X.D. : Je souscris à cela, en distinguant deux situations. Il y a d'abord le modèle Louis XIV, avec la dépendance de l'écrivain au pouvoir, la domestication du talent par les aides et pensions ou les titres de toutes natures. Cette dépendance est marquée financièrement, ce qui implique une gravitation de la littérature dans la politique. Une autre considération est celle du génie et du talent qui considère que sa conquête du monde passera et par la littérature et par la politique. Comme Hugo ou Churchill, qui ont considéré que leur entrée dans le monde présupposait ces deux choix.
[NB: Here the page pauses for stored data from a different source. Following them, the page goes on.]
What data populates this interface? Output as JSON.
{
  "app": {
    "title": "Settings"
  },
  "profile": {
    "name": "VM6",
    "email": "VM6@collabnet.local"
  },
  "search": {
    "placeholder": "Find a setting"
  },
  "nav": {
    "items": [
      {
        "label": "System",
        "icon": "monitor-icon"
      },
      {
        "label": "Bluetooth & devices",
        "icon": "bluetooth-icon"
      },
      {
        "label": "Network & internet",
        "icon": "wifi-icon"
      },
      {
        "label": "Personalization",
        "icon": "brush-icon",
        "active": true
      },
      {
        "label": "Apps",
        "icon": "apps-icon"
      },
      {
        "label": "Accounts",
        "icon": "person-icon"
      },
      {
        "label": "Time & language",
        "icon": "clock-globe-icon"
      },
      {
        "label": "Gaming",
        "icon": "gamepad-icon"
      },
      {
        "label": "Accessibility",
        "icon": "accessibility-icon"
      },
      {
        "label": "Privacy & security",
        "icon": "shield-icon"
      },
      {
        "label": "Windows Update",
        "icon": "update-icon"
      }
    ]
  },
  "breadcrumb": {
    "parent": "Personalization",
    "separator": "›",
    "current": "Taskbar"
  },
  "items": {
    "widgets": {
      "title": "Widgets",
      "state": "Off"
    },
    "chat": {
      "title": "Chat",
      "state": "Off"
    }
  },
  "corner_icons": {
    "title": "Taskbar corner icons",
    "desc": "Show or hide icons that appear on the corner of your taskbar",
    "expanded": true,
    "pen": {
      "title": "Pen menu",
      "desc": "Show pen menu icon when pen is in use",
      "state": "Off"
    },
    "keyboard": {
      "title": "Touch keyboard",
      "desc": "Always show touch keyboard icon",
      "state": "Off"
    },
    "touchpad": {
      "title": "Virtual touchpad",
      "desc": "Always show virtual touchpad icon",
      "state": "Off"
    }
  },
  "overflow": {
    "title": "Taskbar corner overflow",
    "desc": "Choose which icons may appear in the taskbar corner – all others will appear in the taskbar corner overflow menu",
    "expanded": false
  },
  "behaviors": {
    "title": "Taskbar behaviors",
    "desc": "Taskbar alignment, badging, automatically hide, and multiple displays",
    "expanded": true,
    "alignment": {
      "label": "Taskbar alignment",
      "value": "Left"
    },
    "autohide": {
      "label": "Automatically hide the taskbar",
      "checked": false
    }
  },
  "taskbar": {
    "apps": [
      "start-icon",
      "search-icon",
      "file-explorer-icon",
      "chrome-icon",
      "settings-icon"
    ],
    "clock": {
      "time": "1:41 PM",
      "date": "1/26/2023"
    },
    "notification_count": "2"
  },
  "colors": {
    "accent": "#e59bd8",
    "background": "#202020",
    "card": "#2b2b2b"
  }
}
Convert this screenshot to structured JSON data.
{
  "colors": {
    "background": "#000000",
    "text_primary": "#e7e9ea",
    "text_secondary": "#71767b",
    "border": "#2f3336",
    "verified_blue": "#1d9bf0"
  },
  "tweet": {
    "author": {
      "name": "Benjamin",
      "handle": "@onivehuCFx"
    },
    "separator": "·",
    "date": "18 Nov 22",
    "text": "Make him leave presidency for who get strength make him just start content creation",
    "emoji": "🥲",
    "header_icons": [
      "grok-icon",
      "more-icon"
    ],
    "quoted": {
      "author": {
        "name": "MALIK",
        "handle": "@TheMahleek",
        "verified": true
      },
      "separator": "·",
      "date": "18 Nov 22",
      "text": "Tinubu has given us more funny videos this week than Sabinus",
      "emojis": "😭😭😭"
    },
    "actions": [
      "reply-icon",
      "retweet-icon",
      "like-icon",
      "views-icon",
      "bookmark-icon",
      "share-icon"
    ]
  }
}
J-A.L : Peut-on parler de sacralisation ?
F.H. : Incontestablement, et qui alimente la figure d'excellence. Il y a une dimension laudative de l'écrivain, qui émerge au XVIIe siècle. Puis au XVIIIe et plus encore au XIXe siècles, la figure de l'auteur est le poète, pas le romancier (ce qui change surtout au XXe siècle).
La thématique de l'invocation est ainsi très présente, qui fait accéder l'écrivain à un univers inaccessible à l'entendement commun sans la médiation d'exégètes autorisés.
X.D. : c'est une question que je me suis toujours posé. "Le sacre de l'écrivain" : est-ce que les auteurs croyaient à ça ? Est-ce que Hugo croyait à mission supérieure du poète ? je ne sais pas. En tout cas, quel que soit le degré d'authenticité de ces postures, on voit que l'écrivain considère avoir quelque chose à faire dans la politique avec l'écriture, mais même qu'au travers de l'écriture il devient un phare, les peuples ayant besoin de ces lumières pour progresser. Il y a une posture de cet ordre chez Alfred de Vigny, qui estimait que s'il n'était pas là le monde aurait été plus obscur. Il s'agit bien d'une posture des phares, reprise par Baudelaire.
J-A.L : De Gaulle était également un grand écrivain. Le goût de François Mitterrand pour les lettres renvoie-il à une posture face à de Gaulle ?
F.H. : C'est une question intéressante. Il y a la singularité exceptionnelle de sa trajectoire, mais Mitterrand est aussi le révélateur d'un champs d'inspiration. On ne comprend pas sa trajectoire politique et littéraire si on ne considère pas sa dimension gaulienne, d'opposant, avec le Coup d'état permanent.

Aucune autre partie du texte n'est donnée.